Following death of Barrington High student, District 220 plans more safety education

  A Metra train passes the Hough Street rail crossing in downtown Barrington. A Barrington High School student was killed at the crossing Jan. 25 when she was struck by a train while walking to school. Brian Hill/

Barrington Unit School District 220 will provide more train and pedestrian safety education, Superintendent Craig Winkelman said Tuesday in comments about the death of a student killed when she was struck by a train while walking to school.

Winkelman also expressed support for the family of Marin Lacson, the 17-year-old Barrington High School junior who died in the Jan. 25 accident.

“There are no words to adequately describe the loss that our community has experienced or the grief that we are all processing,” he said during the District 220 school board meeting Tuesday night.

The school district implemented “an educational component” at railroad crossings in the village this week, Winkelman said. That included materials describing safe crossing tips being handed out at pedestrian crossings.

“This component will be in place over several days, so that we have a chance to interact with our students throughout those morning arrival times,” he said.

Winkelman, Assistant Superintendent Josh Carpenter and Director of Safety and Security Austin Johnson met earlier Tuesday with railroad safety officers from Metra and Union Pacific at the Hough Street crossing where Marin was killed.
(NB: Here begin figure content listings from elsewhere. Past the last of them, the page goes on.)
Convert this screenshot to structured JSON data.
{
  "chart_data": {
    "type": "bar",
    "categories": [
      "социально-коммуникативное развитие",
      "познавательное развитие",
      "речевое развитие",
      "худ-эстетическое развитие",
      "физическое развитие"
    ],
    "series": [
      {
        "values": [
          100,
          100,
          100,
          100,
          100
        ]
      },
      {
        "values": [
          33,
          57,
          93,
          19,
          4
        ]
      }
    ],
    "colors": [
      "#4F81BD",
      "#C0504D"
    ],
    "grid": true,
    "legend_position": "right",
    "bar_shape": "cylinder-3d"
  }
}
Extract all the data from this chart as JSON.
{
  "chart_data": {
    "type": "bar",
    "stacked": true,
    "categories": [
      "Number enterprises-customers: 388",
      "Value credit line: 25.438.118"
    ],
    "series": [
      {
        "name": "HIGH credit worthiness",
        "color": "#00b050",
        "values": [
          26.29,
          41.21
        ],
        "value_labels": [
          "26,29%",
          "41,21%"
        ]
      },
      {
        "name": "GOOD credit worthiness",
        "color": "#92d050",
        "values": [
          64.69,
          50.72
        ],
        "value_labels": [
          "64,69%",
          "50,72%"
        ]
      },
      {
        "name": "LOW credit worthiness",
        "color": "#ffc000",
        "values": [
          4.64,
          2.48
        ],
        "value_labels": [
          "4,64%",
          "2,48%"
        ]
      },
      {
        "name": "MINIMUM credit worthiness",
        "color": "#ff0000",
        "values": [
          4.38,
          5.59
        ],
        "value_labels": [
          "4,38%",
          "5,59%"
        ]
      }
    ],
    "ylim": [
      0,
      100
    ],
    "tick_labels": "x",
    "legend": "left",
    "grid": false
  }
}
The group discussed partnering to present student assemblies about safe crossing at all district schools.

“Those assemblies will occur over the next several weeks,” he added.

District 220 also will review its practices and identify additional opportunities to teach rail safety, including through the Safety Town program for children.

Winkelman expressed gratitude for community members and others who reached out with ideas on ways to improve safety and thanked the clinicians, counselors, social workers, teachers and others who offered students comfort on Jan. 25. They will continue to be available to students in the weekend ahead, he said.

“The grieving process takes time, and it involves stages as individuals express their grief in different ways,” he said.